Model based on Skip-Gram with negative sampling.

  • Fast training
  • Allows representation of out-of-vocabulary words

Co-occurrence methods, Word2Vec, etc. represents each word as distinct vectors without parameter sharing, and ignores the internal structure of words.

For languages with a lot of verb conjugations, etc. this is inefficient.

So we want to utilize character level information, and build them up to represent words.

Table of contents
  1. Bag of Character n-grams
  2. Score Function
  3. Loss Function

Bag of Character n-grams

Refer back to the n-gram model.

The key points are:

  • We want to model rare words better
  • We should incorporate morphological, character-level information

Each word $w$ is represented as a bag of character n-grams.

< and > are special boundary symbols for the beginning and end of words. Allows us to distinguish whether a sequence is a prefix or suffix.

The bag for a word contains the following:

  • (In practice) all $n$-grams for $n \in [3, 6]$
    • There may be other variations
  • The word itself (with special boundary symbols)

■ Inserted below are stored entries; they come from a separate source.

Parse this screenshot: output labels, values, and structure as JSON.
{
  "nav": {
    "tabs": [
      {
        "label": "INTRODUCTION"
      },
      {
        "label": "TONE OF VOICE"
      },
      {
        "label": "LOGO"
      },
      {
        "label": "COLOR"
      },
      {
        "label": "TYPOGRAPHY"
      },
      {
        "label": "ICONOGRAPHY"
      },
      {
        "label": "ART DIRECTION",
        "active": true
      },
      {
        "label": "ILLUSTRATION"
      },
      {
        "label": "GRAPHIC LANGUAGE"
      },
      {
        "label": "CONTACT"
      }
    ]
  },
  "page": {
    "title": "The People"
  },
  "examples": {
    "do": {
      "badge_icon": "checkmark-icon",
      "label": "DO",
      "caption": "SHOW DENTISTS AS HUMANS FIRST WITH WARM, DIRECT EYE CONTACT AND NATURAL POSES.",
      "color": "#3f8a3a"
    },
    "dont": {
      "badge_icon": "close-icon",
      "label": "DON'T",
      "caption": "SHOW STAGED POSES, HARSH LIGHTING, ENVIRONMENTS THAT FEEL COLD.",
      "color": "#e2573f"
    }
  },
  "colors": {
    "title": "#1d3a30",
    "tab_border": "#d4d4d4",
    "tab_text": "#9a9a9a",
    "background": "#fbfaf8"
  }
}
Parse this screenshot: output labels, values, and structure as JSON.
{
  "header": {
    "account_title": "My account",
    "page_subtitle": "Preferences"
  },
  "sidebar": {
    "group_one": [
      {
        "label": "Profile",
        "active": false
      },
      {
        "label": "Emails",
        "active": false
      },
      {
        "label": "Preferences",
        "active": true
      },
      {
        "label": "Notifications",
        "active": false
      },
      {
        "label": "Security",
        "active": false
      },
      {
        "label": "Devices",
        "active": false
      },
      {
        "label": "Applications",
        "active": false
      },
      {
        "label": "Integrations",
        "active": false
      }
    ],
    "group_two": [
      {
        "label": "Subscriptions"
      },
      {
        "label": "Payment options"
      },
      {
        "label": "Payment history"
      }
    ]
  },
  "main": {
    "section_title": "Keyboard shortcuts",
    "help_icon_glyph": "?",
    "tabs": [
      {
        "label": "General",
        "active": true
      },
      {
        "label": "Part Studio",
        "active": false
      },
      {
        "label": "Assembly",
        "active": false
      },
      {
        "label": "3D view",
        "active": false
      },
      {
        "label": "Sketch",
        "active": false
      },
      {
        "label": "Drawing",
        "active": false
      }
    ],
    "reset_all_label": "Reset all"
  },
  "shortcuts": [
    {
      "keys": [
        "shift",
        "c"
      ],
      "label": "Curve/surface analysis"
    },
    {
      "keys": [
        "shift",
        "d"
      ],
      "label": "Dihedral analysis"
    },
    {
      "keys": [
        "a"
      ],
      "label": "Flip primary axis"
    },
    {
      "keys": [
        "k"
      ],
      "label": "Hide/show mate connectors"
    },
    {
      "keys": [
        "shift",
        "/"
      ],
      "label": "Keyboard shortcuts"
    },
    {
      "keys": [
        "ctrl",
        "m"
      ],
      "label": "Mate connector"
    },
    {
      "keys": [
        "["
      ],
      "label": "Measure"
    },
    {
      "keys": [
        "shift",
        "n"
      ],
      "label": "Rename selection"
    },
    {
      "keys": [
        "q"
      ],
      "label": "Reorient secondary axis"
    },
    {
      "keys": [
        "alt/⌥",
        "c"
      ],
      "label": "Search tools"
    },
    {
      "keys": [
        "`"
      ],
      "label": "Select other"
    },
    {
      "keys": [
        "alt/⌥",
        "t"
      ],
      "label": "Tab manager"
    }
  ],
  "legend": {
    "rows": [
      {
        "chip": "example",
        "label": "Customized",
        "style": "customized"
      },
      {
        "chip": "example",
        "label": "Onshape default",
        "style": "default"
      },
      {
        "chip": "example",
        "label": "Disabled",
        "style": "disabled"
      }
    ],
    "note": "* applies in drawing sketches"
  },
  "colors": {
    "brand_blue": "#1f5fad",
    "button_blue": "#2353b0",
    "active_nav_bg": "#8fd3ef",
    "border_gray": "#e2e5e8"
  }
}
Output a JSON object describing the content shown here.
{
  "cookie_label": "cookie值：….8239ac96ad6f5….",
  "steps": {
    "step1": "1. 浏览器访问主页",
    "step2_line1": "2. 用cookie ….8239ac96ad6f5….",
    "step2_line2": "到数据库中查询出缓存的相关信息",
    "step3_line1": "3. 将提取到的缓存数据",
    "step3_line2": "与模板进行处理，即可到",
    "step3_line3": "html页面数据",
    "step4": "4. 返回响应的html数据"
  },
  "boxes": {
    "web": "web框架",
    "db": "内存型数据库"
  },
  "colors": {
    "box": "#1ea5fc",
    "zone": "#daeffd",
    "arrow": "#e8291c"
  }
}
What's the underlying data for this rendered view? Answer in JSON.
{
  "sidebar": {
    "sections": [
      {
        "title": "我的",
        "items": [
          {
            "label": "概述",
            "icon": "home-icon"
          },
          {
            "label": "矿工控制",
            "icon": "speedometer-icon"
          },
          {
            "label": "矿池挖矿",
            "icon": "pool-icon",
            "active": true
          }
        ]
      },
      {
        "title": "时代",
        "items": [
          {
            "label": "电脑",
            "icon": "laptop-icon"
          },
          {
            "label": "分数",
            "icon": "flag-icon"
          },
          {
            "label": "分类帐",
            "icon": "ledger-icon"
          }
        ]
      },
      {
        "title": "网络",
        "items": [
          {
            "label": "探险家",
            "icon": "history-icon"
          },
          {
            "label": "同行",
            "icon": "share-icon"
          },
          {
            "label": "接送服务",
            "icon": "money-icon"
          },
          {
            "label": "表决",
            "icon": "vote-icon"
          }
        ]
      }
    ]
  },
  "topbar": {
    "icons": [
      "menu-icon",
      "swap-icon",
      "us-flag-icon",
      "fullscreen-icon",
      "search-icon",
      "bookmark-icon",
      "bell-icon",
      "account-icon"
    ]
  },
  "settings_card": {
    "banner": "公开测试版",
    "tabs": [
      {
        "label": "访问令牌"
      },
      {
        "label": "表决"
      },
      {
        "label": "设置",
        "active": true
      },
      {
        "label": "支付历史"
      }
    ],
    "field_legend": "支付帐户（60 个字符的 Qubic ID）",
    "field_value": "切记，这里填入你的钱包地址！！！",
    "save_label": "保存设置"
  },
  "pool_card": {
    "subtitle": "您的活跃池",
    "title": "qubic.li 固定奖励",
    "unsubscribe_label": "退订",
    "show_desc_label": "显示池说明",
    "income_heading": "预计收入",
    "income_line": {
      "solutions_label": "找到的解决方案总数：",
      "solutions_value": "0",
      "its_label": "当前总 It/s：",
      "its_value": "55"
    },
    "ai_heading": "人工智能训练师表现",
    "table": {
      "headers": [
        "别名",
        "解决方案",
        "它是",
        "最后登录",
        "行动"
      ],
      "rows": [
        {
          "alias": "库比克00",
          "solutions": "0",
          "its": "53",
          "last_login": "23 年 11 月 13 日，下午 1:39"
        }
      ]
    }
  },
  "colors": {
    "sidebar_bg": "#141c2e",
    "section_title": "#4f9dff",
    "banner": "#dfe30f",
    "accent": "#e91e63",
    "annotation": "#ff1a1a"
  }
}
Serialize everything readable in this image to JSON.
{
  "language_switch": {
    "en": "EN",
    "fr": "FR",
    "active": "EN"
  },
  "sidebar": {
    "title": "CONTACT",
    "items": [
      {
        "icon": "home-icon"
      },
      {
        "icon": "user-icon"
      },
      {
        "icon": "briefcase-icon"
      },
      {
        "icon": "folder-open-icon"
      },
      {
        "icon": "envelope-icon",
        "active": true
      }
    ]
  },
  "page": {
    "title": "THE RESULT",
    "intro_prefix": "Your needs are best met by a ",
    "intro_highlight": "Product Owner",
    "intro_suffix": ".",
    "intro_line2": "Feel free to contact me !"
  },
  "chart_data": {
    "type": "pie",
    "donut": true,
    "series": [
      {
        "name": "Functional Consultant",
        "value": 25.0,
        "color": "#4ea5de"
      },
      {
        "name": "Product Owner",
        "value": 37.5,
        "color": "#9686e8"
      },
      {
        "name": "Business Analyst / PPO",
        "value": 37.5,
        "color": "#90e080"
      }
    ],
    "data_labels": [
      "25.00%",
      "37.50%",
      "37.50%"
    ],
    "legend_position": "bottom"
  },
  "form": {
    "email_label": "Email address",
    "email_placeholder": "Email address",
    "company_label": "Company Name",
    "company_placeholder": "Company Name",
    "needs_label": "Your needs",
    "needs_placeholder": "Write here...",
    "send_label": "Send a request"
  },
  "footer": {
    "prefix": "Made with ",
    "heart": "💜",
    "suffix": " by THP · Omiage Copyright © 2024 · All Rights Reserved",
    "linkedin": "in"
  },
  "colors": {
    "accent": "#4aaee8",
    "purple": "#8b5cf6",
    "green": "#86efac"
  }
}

For example, for the word where and $n=3$ only:

  • <wh, whe, her, ere, re>, and <where>

Score Function

Skip-Gram recap

Remeber that in skip-gram, we associated each word with two vector representations:

  • Outside word embedding $\boldsymbol{u}_w$ (when $w$ is used as a context word)
  • Center word embedding $\boldsymbol{v}_w$ (when $w$ is used as a target word)

The score (input to softmax) for the skip-gram model is:

\[\boldsymbol{u}_c^\top \boldsymbol{v}_w\]

Where $\boldsymbol{u}_c$ is the outside word embedding for context word $c$, and $\boldsymbol{v}_w$ is the center word embedding for target word $w$.

Let $\mathcal{G}_w$ be the set of all character $n$-grams for word $w$.

In FastText, we associate each $n$-gram $g \in \mathcal{G}_w$ with a vector representation $\boldsymbol{z}_g$.

The score is:

\[s(w, c) = \sum_{g \in \mathcal{G}_w} \boldsymbol{z}_g^\top \boldsymbol{u}_c\]

Loss Function

For a center word $w$ and context word $c$ positive pair, the loss function (with negative sampling) is:

\[J(\theta) = - \log \sigma\left(s(w, c)\right) - \sum_{j=1}^k \log \sigma\left(-s(w, n_j)\right)\]

Remember that skip-gram had the exact same loss function, except that the score function was different.